Sebelum kejadian, Afi yang baru saja pulang sekolah, berjalan kaki dengan  Masitoh (8). Hanya berjarak sekitar 100 meter dari rumahnya, terdapat pohon kersen (bahasa Jawa disebut Talok) yang tengah berbuah. Dasar anak- anak, mereka tertarik untuk mengambil buahnya yang berasa agak manis tersebut. " Afi dan Masitoh memanjat pohon yang tidak begitu tinggi itu," kata Damiah.

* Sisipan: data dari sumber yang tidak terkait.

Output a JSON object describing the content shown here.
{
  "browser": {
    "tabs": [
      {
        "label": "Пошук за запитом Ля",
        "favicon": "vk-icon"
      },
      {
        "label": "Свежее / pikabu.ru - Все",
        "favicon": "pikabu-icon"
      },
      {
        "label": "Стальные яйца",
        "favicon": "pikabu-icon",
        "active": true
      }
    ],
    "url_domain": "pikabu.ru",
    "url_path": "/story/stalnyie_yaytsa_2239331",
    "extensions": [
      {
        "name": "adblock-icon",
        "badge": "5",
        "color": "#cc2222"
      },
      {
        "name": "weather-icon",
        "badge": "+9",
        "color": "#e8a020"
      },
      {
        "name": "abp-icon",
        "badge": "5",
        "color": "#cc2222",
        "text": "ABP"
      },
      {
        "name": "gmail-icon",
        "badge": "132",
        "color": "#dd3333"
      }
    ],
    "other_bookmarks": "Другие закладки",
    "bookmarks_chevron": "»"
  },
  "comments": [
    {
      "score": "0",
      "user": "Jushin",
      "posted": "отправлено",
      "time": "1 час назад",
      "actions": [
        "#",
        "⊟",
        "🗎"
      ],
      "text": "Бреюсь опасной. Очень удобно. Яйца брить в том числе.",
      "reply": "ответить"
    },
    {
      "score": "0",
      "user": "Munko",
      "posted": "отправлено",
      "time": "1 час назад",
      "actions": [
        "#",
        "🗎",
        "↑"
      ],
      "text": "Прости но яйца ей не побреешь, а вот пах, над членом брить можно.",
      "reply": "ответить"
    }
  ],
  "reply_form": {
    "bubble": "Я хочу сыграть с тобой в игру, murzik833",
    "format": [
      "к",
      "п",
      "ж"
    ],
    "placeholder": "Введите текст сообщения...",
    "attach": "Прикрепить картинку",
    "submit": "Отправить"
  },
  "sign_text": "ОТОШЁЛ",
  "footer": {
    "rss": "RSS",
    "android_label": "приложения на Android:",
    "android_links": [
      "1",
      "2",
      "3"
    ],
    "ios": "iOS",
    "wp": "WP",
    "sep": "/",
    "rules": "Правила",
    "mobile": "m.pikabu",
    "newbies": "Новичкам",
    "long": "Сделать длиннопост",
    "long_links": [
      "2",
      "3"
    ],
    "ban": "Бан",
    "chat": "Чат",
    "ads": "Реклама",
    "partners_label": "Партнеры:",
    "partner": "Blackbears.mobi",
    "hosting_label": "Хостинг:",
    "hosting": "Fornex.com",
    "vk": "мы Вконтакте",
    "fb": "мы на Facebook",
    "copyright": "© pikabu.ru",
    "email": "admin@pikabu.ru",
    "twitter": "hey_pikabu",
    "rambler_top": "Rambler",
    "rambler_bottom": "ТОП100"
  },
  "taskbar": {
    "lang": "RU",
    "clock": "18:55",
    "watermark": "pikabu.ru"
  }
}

Karena posisi buah banyak yang berada di bagian pucuk, Afi belakangan mengambil batang almunium sepanjang sekitar 1, 5 meteran. Kebetulan di dekat lokasi terdapat home industri pembuatan perabot berbahan baku almunium. Sembari terus memanjat, tangan mungilnya berupaya meraih buah kecil- kecil yang tak laku dijual itu. Langkahnya ini, merupakan awal petaka bagi dirinya. Sayang, bahaya besar yang tengah mengintainya tidak disadari.
Tepat di atas pohon kersen, tertutup dedauan, sebenarnya terdapat kabel listrik tegangan tinggi. Kendati begitu, Afi mau pun Masitoh tak menyadari adanya maut yang siap menyergapnya. Afi tetap berupaya meraih buah kersen, akibatnya fatal. Ujung almunium ternyata menyentuh kabel bermuatan setrum. Dan, tubuh kecil itu langsung tersengat hingga pingsan di atas pohon. Begitu pun Masitoh, dirinya yang ikut tersengat ikut tidak sadarkan diri.
Duh, sungguh mengenaskan kondisi bocah cantik itu. Tubuhnya nyaris terpanggang, khususnya di bagian tangan kiri dan dua kakinya. Sementara Masitoh lebih beruntung, kendati ikut pingsan, namun tak mengalami luka berarti. Warga yang mengetahui keberadaan dua anak ini, berupaya mengevekuasinya setelah aliran listrik mati.
Setelah berhasil diturunkan dari pohon kersen, Afi langsung dilarikan ke Rumah Sakit Umum Daerah (RSUD) Kota Salatiga untuk mendapatkan pertolongan medis. Sayang, minimnya peralatan di tempat itu, membuat pihak dokter merujuknya ke Rumah Sakit Umum Pusat (RSUP) Karyadi Kota Semarang. Emi bersama kerabat lainnya yang mendampingi sang adik, dipaksa lintang pukang mengurusinya.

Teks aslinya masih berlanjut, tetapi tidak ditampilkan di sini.